Needless to say, he chose the wrong ship to get on, and halfway across the ocean a terrible storm blew in. The ship was tossed from side to side, each time taking on more water, and the man knew the ship was going to capsize. Desperately, he cries out, “Saint Francis, save me!”
And a voice came from heaven…
“St. Francis of Assisi, or St. Francis Xavier?”
(Many thanks to Dave Allen for that joke.)
Hindsight, as they say, is 20/20. I’m not sure they (whoever they are) are right. I mean, 20/20 would mean you could see everything perfectly, and when it comes to looking back, I doubt that’s possible.

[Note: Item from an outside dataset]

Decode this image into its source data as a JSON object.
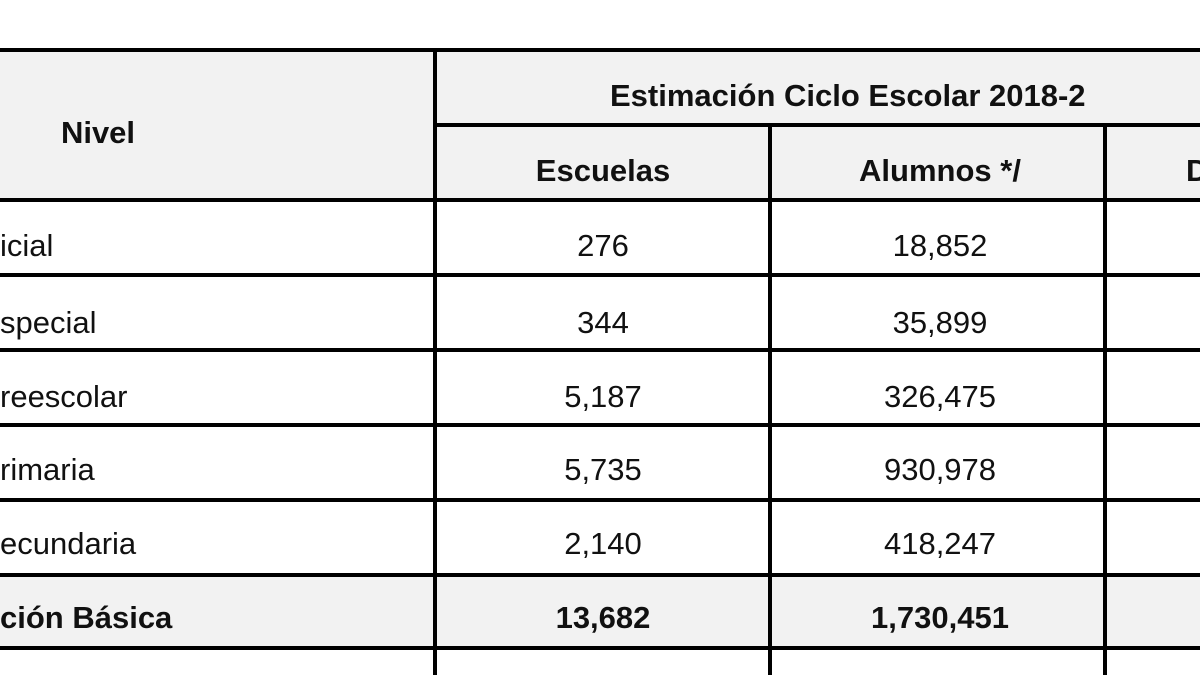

I mean, if you look at your situation when you were eighteen when you’re sixty, you tend to forget that you’ve had 42 years to think about it. That’s 42 years of experience you didn’t have at eighteen. You see it through the eyes of a sixty-year-old person. You didn’t have that perspective at eighteen, or 22, or 35, or 45, or whenever. There’s that whole “live and learn” thing, something you usually think of after you’ve screwed up. It’s like Vern Law once said, life is a cruel teacher, giving the exam before teaching the lesson.
Since my stroke almost ten years ago, I’ve spent a lot of time looking back, identifying things I now know were bad moves, but which seemed like a good idea at the time. I don’t know why I bother; there ain’t nothing I can do about any of it now. What’s the point?
Recently I saw a video that offered seven mysteries of existence. Real heady stuff. One of the mysteries says that there exist an infinite number of parallel universes, in which there might be a very slight difference from the one we’re living in now. I’d like to think that I got those things right in at least one of those universes.
Another proposition is that our universe is a plaything for someone else, and that person spends his lunch hour screwing with us. If I ever find that person, he’s getting a knee in the groin. On the other hand, maybe it’s like the end of St. Elsewhere. Remember that last scene?
So maybe our universe is under the control of an autistic boy, who spends hours staring into a snowglobe, deep in his own world. Or maybe it’s more like this alternate explanation for the TV show Friends.
But what do I know? I’m probably mistaken.